I’m also here to learn. I’m not a social scientist by training. I fashioned myself a comparative media scholar by way of English and Film Studies in undergrad, and emerged as a business analyst by teaching myself how to read financial statements. Now I’m here to explore how I might be an anthropologist, or an economist, or a legal scholar of how society understands (or perhaps doesn’t) personal data.

But I’m discovering that in getting trained in broad social science methods, I’m also here to meta-study the social scientists themselves. As much as Facebook and other platforms are using personal data to improve products and build business models, the social scientists are just as, if not more eager, to make use of the wealth of social data that’s being collected. While the latter may have IRB sanctions and methodological ethics training, the former doesn’t necessarily, so I’m interested to explore some of the similarities and differences across these two different sets of users of data. The promise of Big Data looms large right now for both, but those messages haven’t necessarily been translated to consumers except in fear-mongering, sensationalized ways (see Target pregnancy story). Bridging that gap is hopefully where I fit in.

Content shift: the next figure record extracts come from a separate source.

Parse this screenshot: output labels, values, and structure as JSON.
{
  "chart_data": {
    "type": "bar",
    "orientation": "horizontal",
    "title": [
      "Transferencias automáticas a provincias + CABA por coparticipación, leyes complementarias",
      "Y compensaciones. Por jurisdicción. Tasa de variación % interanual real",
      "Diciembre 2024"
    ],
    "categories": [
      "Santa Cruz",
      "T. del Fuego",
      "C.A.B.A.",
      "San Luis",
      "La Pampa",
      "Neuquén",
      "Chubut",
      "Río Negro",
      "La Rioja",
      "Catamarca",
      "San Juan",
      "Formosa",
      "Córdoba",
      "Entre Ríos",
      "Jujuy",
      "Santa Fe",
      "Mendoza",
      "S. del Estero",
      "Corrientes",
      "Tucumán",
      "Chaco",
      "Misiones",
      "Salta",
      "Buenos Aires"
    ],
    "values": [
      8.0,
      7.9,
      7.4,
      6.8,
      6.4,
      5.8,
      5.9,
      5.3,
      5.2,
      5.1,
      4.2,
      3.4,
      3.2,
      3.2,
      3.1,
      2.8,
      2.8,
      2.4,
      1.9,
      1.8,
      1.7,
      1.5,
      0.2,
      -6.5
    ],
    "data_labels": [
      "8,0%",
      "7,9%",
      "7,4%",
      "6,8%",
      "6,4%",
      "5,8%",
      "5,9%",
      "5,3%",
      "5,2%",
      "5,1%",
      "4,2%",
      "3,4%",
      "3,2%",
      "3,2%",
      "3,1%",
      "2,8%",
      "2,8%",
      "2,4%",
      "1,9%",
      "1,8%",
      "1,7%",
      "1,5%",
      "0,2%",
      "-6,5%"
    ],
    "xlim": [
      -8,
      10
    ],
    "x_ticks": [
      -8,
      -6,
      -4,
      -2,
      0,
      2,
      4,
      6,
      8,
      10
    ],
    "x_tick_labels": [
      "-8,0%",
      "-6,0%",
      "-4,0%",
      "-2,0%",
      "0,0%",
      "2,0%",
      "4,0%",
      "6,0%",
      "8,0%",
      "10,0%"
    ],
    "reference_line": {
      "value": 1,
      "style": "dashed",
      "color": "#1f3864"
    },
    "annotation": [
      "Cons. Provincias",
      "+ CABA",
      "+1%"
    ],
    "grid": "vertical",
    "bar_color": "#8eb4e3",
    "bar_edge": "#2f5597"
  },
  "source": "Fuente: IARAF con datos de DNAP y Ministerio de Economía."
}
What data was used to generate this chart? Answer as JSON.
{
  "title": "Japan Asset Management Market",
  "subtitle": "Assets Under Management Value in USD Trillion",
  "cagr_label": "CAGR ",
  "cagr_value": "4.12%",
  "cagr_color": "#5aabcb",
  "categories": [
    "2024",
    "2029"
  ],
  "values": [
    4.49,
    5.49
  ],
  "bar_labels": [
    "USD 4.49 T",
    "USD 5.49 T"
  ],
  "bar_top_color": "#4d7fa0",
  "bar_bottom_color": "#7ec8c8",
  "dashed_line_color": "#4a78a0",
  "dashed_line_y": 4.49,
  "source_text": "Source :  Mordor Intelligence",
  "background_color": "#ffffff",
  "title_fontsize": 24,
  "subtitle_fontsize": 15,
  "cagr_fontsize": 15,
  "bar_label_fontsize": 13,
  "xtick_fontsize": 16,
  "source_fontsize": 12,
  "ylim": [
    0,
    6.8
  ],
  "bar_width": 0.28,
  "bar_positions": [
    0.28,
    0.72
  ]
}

One of my biggest motivations for studying personal data as opposed to privacy is because I believe we as a society don’t have practical frameworks for understanding the day to day decisions we make about our relationships to firms that use our data in exchange for their “free” services. It’s not just about the potential for breaches, security, protecting ourselves from identity theft. We’re in an important moment right now: we are still in the process of exploring and delineating these new norms and expectations are around data use, information flows and contexts (like many, I’m heavily influenced by Nissenbaum). I want to help shape and describe those norms, those expectations as they develop. My project is one of user awareness, savviness. It’s not one of conservatism, it’s one of conscientiousness.

And I’m in good company in thinking about how we think about data. Projects like #wethedata are trying to raise awareness and show the potential for different relationships to data. The World Economic Forum has been describing data as a new asset class. These are all steps in the right direction. But there are also some metaphors being used to liken data to oil, to be mined and refined by large corporations (i.e. Big Data). This metaphor disempowers and dehumanizes the individuals in the equation. People aren’t natural resources. I want to contribute to this dialog, and figure out better metaphors for talking about our data that could ultimately shape policy, consumer behavior and decisions, and even have an impact on the very economic model of the internet (“free” services and content in exchange for data). There won’t be market demand for changing practices around personal data if users don’t have a concrete grasp of how data is used today and could be potentially used tomorrow.

We are bringing more and more of our lives online, and in doing so, we are generating more data, leaving more crumbs, but we haven’t necessarily seen the benefits of our own quantification on a personal level. The existence of this data isn’t necessarily good or bad, but how we use it, who can use it, and where it goes in the future is all up for discussion right now, and we need a savvier user to have a say in that discussion.